National Review is calling Sarah Palin's "death panel" rhetoric "hysteria." Senator Chuck Grassley quietly retracted his claim that the government could decide to "pull the plug on grandma" under proposed health care legislation in Congress. And even more extreme sources like Fox News, Glenn Beck, and Dick Morris have been forced to concede that there is no explicit "death panel" provision in the legislation (though they argue that it will create rationing that amounts to "de facto death panels").

This trend gives me hope that the elite-focused naming and shaming strategy that I've advocated (here and here) can work.

Unfortunately, myths spread so quickly these days that the damage to the health care debate may already be irreversible. A Pew poll released yesterday finds that 86% of Americans have heard of the "death panel" claim. Among this group, fully half of Americans either believe the claim is true (30%) or don't know (20%), including 70% of Republicans (47% true, 23% don't know). Results from a Daily Kos/Research 2000 poll using different wording are nearly as discouraging -- they estimate that 11% of Americans and 28% of Republicans think "death panels" are real, and an additional 17% of Americans and 31% of Republicans aren't sure. Either way, it's not clear that subtle backtracking by conservative elites will move those numbers back down anytime soon.
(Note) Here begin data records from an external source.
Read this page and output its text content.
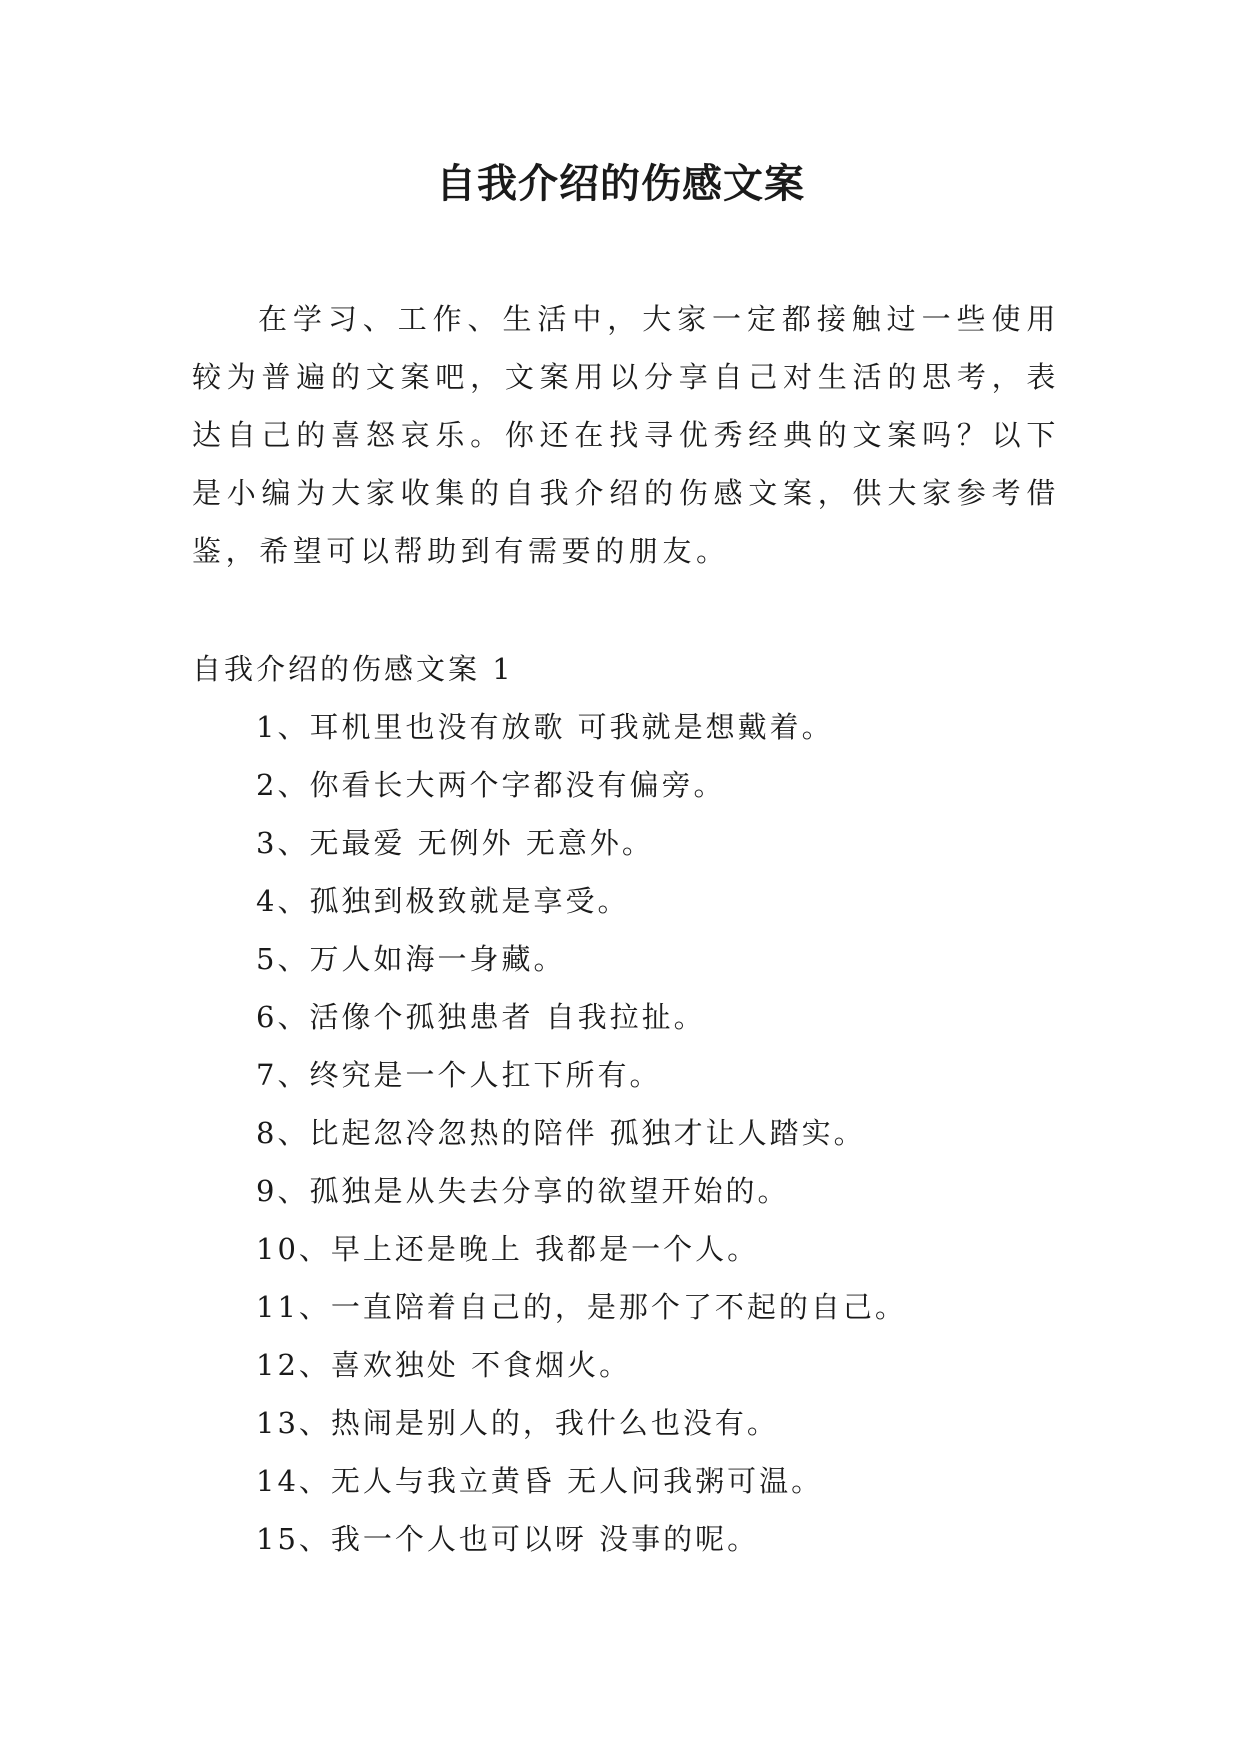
自我介绍的伤感文案

在学习、工作、生活中，大家一定都接触过一些使用较为普遍的文案吧，文案用以分享自己对生活的思考，表达自己的喜怒哀乐。你还在找寻优秀经典的文案吗？以下是小编为大家收集的自我介绍的伤感文案，供大家参考借鉴，希望可以帮助到有需要的朋友。

自我介绍的伤感文案 1
1、耳机里也没有放歌 可我就是想戴着。
2、你看长大两个字都没有偏旁。
3、无最爱 无例外 无意外。
4、孤独到极致就是享受。
5、万人如海一身藏。
6、活像个孤独患者 自我拉扯。
7、终究是一个人扛下所有。
8、比起忽冷忽热的陪伴 孤独才让人踏实。
9、孤独是从失去分享的欲望开始的。
10、早上还是晚上 我都是一个人。
11、一直陪着自己的，是那个了不起的自己。
12、喜欢独处 不食烟火。
13、热闹是别人的，我什么也没有。
14、无人与我立黄昏 无人问我粥可温。
15、我一个人也可以呀 没事的呢。
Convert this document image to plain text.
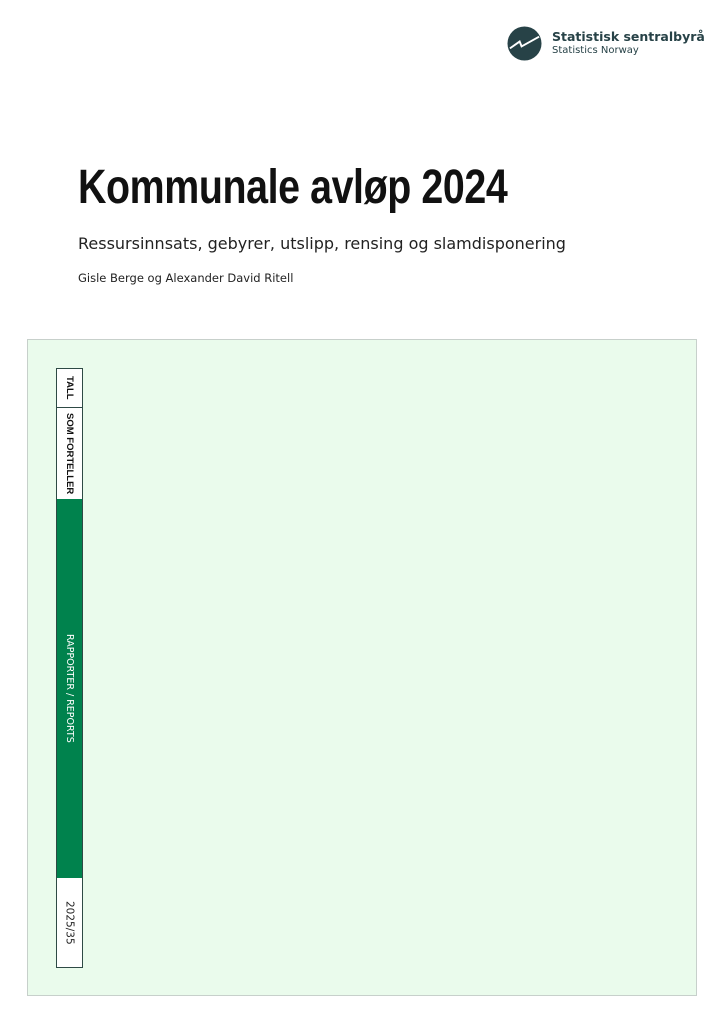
Statistisk sentralbyrå
Statistics Norway
Kommunale avløp 2024
Ressursinnsats, gebyrer, utslipp, rensing og slamdisponering
Gisle Berge og Alexander David Ritell
TALL
SOM FORTELLER
RAPPORTER / REPORTS
2025/35
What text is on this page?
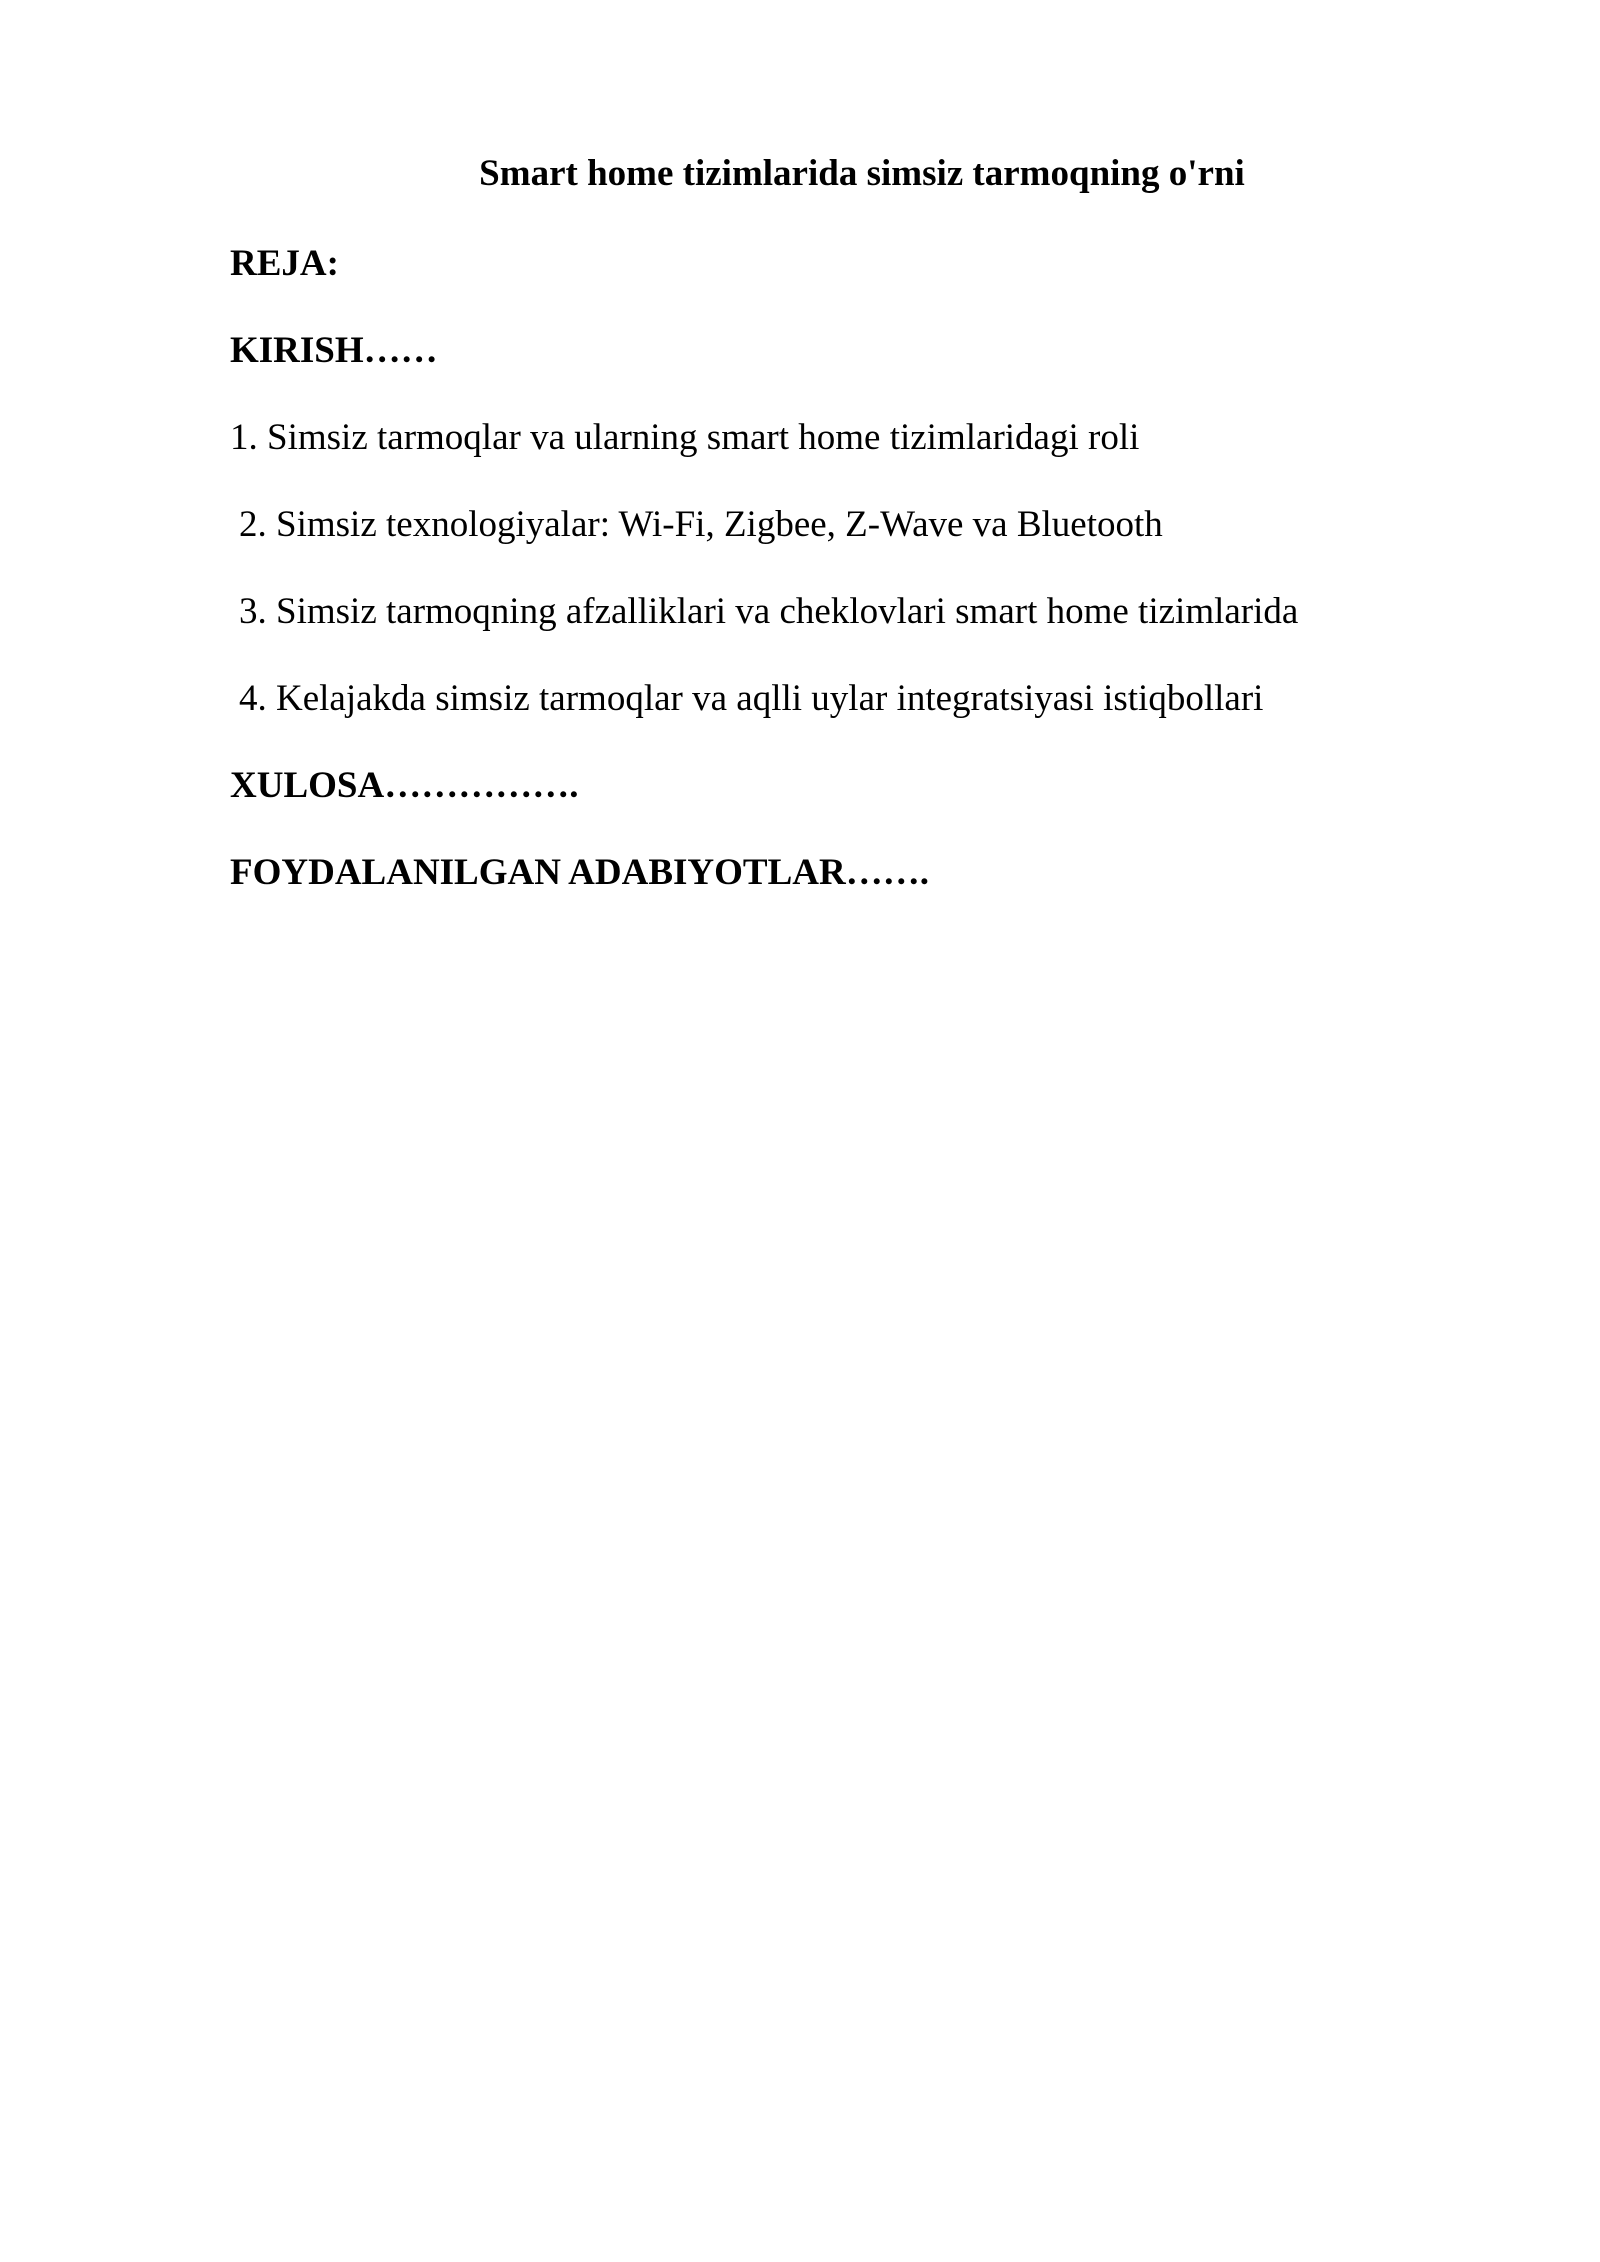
Smart home tizimlarida simsiz tarmoqning o'rni
REJA:
KIRISH……
1. Simsiz tarmoqlar va ularning smart home tizimlaridagi roli
2. Simsiz texnologiyalar: Wi-Fi, Zigbee, Z-Wave va Bluetooth
3. Simsiz tarmoqning afzalliklari va cheklovlari smart home tizimlarida
4. Kelajakda simsiz tarmoqlar va aqlli uylar integratsiyasi istiqbollari
XULOSA…………….
FOYDALANILGAN ADABIYOTLAR…….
Update 8/24 10:25 AM: The Washington Post's Charles Krauthammer also admitted that "there are no 'death panels' in the Democratic health-care bills, and to say that there are is to debase the debate." However, like Fox, Beck, and Morris, he then goes on to claim that the funding of end of life consultations is "intended to gently point the patient in a certain direction, toward the corner of the sickroom where stands a ghostly figure, scythe in hand, offering release."